A declaração, na sequência do massacre que originou também mais de 300 feridos, condena, "nos mais fortes termos, o assassinato de dezenas de homens, mulheres e crianças, confirmado por observadores da ONU" e exige o fim imediato da violência.
"Os membros do Conselho de Segurança exigem que o Governo da Síria cesse imediatamente a utilização de armamento pesado em centros populacionais, assim como retire as tropas em torno das cidades", diz a declaração.
O Conselho de Segurança, que apresenta "profundas e sinceras condolências" às famílias das vítimas do massacre de Houla, diz também que o ataque constitui uma violação da lei internacional e dos compromissos do governo sírio às resoluções 2042 e 2043 da ONU.
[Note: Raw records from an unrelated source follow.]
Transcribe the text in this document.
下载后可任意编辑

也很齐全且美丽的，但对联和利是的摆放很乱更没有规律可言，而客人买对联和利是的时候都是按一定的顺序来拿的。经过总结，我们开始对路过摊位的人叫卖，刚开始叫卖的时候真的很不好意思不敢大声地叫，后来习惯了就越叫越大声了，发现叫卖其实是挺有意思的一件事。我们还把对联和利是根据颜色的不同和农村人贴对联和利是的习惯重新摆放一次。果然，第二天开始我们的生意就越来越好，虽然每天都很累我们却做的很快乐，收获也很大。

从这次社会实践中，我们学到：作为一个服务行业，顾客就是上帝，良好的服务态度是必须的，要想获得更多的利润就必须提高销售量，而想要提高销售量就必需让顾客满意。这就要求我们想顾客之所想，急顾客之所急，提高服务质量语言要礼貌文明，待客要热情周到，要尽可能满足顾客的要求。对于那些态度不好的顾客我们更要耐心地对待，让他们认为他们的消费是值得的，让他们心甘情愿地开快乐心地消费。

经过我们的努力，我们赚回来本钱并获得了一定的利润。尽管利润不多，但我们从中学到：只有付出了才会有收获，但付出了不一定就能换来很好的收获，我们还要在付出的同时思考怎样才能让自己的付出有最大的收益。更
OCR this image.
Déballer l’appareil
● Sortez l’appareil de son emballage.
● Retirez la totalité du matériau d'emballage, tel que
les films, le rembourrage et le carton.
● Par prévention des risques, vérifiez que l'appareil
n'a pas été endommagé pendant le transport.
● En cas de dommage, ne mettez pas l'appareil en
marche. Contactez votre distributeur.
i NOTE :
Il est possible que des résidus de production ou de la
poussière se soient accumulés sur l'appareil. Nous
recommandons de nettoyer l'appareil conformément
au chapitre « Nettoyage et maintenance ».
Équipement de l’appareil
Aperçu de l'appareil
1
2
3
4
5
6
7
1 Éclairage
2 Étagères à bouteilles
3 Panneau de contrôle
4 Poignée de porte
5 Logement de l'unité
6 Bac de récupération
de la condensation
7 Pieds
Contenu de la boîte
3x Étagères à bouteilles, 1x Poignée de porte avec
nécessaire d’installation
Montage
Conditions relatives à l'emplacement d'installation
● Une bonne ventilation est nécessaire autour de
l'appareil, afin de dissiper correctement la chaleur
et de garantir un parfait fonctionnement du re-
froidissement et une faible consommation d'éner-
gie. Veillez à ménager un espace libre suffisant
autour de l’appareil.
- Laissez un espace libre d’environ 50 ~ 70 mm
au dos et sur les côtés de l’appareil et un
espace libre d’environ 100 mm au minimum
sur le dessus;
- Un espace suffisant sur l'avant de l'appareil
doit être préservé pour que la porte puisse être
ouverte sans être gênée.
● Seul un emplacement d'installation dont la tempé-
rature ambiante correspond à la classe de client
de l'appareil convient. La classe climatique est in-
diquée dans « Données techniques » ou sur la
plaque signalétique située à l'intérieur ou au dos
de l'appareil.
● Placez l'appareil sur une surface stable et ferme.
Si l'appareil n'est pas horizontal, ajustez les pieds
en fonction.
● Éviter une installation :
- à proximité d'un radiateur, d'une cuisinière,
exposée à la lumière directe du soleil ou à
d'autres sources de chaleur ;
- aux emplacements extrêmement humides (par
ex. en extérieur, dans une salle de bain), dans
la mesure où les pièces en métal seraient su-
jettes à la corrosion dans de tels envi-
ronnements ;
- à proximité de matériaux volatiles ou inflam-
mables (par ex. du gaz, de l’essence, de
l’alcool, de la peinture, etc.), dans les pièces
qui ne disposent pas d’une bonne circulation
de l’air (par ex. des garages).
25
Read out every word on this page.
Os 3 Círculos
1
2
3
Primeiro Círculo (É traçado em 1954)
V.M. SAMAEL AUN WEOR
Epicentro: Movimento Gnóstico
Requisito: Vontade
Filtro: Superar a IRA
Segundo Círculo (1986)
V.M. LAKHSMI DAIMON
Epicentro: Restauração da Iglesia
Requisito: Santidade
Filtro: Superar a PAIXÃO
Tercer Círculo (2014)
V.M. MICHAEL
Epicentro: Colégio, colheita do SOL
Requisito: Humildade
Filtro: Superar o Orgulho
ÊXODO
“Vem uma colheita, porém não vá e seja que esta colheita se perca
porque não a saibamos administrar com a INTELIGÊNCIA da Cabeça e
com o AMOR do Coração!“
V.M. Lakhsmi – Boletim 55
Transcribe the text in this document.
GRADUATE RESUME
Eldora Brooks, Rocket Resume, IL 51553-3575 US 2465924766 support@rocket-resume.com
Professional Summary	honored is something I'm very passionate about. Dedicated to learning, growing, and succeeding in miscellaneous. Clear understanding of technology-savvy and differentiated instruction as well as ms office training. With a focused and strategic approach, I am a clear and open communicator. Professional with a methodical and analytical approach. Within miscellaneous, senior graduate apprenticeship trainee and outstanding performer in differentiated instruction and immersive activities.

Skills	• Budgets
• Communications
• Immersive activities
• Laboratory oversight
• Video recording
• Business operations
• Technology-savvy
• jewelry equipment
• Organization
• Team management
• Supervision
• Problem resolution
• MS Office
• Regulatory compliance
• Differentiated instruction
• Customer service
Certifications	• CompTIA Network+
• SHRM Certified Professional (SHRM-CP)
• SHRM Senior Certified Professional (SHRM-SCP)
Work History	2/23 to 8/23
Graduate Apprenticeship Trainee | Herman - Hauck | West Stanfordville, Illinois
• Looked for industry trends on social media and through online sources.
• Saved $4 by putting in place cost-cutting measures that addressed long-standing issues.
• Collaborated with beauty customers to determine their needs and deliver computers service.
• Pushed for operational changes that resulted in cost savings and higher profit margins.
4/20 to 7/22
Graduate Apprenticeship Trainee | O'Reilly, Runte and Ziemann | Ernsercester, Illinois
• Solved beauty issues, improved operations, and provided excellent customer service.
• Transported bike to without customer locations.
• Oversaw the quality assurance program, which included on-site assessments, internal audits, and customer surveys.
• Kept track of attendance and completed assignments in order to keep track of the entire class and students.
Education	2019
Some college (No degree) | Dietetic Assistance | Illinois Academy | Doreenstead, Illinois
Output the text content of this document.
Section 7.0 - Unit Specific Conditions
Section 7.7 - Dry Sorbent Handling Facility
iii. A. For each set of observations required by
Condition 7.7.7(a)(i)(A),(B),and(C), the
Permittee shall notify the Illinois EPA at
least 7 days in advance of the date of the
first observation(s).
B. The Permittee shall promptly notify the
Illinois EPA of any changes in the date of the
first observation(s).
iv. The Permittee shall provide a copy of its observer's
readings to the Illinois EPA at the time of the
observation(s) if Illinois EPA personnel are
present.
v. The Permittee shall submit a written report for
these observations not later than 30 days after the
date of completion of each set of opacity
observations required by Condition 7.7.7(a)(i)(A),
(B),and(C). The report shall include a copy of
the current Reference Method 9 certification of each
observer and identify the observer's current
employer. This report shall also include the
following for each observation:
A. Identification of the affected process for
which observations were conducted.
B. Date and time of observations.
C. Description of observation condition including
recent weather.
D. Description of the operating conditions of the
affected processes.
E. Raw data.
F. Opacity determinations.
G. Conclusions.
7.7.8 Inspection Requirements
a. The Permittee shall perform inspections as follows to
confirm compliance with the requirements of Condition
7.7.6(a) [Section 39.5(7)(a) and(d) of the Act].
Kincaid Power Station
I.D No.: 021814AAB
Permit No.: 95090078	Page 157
"Os membros do Conselho de Segurança reafirmam o seu forte compromisso com a soberania, independência, integridade territorial e unidade da Síria e como os Propósitos e Princípios da Carta".
O chefe dos capacetes azuis da Organização das Nações Unidas (ONU) na Síria, o norueguês Robert Mood, disse hoje ao Conselho de Segurança que o massacre em Houla, na sexta-feira, resultou em 108 mortos e 300 feridos.
Os observadores militares e civis da missão de supervisão da ONU na Síria tinham revelado, no sábado, a existência de 92 mortos, entre os quais 32 crianças.
Kofi Annan vai começar a avaliar, pela segunda vez, na segunda-feira, a aplicação do acordo assinado há mais de um mês e que determinava o cessar-fogo a partir de 12 de abril, mas que nunca foi cumprido.
O enviado especial da ONU deverá reunir-se com Bashar al-Assad e com membros da oposição na Síria.
Mais de 13 mil pessoas, na sua maioria civis, foram mortas na Síria desde o início da revolta contra o regime de Bashar al-Assad, em março de 2011, indicou hoje o Observatório Sírio dos Direitos Humanos.
O embaixador britânico nas Nações Unidas, Mark Lyall-Grant, disse aos jornalistas que "nos próximos dois dias o Conselho de Segurança continuará a reunir-se para discutir com mais detalhe os passos que devem ser dados".